Governance

IGP The last third: Why the IANA transition for names is hard

It is asserted that ICANN was “purpose-built” to operate the IANA functions. This is only partly true. ICANN’s original design, in which the IANA functions were a central aspect, was abandoned very quickly between 1999 and 2002. ICANN‘s first bylaws tried to create three Supporting Organizations, one for domains (DNSO), one for addresses (ASO) and one for protocols (PSO). The intention was that these SOs would be the interface between ICANN’s Board and the relevant policy development communities.

But that model didn’t work. The communities that already had policy development organizations that predated ICANN’s creation (IP addressing and Protocol parameters) never folded their operations into ICANN as envisaged. Indeed, the idea that policies related to Internet protocols would be developed in ICANN was dead on arrival. IETF opted almost completely out of the ICANN regime, and the PSO disbanded. The RIRs distanced themselves from ICANN, didn’t sign an MoU with it until 2004, and made the ASO into a vestigial entity used only for global policies.

But for domain names, no pre-existing, independent policy making institutions existed. So domain name policy stayed inside ICANN. And as it turned out, domain name policy making and contracting ballooned into a gigantic set of entities and processes, now generating and consuming over 100 million dollars each year. The ccTLDs refused to sign contracts with ICANN and the old DNSO split into two SO’s the GNSO and the ccNSO. The GAC became larger and more powerful. ALAC was created.
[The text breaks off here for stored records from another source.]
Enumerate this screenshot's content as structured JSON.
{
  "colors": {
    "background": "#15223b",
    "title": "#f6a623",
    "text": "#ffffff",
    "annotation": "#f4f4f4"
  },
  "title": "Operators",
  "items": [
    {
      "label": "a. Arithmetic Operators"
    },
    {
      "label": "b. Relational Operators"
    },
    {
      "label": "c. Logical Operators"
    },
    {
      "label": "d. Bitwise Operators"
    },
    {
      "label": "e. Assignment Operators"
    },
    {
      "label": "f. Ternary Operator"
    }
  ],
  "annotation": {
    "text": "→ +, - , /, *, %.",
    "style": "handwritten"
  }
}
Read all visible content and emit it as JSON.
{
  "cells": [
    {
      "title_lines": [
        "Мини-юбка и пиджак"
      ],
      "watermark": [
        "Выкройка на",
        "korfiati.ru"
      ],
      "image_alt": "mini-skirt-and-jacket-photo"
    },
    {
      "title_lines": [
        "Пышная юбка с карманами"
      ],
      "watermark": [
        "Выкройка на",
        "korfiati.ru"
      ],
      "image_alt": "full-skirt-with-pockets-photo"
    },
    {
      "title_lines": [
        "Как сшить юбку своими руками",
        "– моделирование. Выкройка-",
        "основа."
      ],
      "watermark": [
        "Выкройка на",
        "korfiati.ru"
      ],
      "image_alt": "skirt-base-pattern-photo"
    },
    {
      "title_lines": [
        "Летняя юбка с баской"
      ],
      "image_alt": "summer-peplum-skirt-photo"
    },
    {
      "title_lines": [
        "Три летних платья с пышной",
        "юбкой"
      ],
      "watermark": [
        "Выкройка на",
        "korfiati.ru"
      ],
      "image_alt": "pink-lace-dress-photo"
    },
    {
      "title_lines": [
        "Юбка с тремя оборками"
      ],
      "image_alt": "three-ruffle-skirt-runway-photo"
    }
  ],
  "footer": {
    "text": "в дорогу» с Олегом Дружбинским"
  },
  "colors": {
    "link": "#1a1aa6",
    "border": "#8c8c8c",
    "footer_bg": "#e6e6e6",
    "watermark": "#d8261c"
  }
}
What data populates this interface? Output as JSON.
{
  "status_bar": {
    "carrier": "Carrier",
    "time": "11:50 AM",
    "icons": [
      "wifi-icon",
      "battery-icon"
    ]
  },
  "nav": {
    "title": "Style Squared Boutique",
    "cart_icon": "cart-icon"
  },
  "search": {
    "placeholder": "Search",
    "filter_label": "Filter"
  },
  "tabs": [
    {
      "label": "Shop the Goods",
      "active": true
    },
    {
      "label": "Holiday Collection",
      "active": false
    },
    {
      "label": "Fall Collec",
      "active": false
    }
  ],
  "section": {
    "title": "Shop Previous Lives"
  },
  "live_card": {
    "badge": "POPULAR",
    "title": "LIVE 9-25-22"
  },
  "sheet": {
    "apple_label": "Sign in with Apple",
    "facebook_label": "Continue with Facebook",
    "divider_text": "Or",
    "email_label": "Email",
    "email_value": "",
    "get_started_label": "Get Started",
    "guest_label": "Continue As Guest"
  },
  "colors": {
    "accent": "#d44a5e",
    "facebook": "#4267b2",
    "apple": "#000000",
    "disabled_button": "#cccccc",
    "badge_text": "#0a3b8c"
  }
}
As this happened, the IANA functions became a tiny and not very central part of what ICANN did. Whatever the original “purpose” behind how ICANN was “built,” it would be more accurate to say that ICANN’s evolutionary trajectory selected for policy development for generic top level domain names over all other things. Yet the IANA functions for names, numbers and protocols is still nestled within this massive policy entity

This historical context partially explains the difficulty the names community is now facing in developing its IANA stewardship transition proposal. The numbers and protocol communities proposals use a contracting model for the IANA functions. They establish a clean and simple accountability relationship to the IANA functions operator (currently ICANN) by preserving the ability to take the registries elsewhere if service is not satisfactory. Given there are no policy development entities for names that are external to ICANN, who can do this for names? It would be nice to develop a symmetrical relationship across names, numbers and protocols. But how?

The original plan of the CWG-Stewardship tried to solve this problem by creating a new external contracting entity. This small “Contract Co.” would take its direction from a Multi-stakeholder Review Team (MRT) and Customer Standing Committee (CSC) drawn from naming community stakeholders, including ICANN-based entities. The Contract Co model would enable a switch to a new provider if ICANN failed to perform the naming-related IANA functions properly. This model seems a bit odd, a kind of bolted-on solution, but the intent is good and it is better than an internal solution, which gives ICANN a permanent, unaccountable monopoly on the IANA functions and blurs the distinction between policy and implementation.

As noted in Monday’s session on the transition, a much cleaner solution would be to structurally separate ICANN’s policy development entities from its IANA functions operator. Both would have their own board. The board of the policy making entity (let’s call it ICANN) would then contract with the separate entity (let’s call it New IANA) to perform the IANA functions for names, just like the protocols and addressing entities do. This symmetrical relationship would enable ICANN to contract with “New IANA” to operate the various registries. This arrangement would realize the principle of separability and guarantee accountability of the operator to the policy development entities. The new IANA could also provide some mechanism for oversight over all three of the operational communities.

This new model for the IANA transition can break the deadlock in the CWG. It avoids the creation of a new entity but establishes the structural separation and a contracting model, both of which are needed for accountability and good service.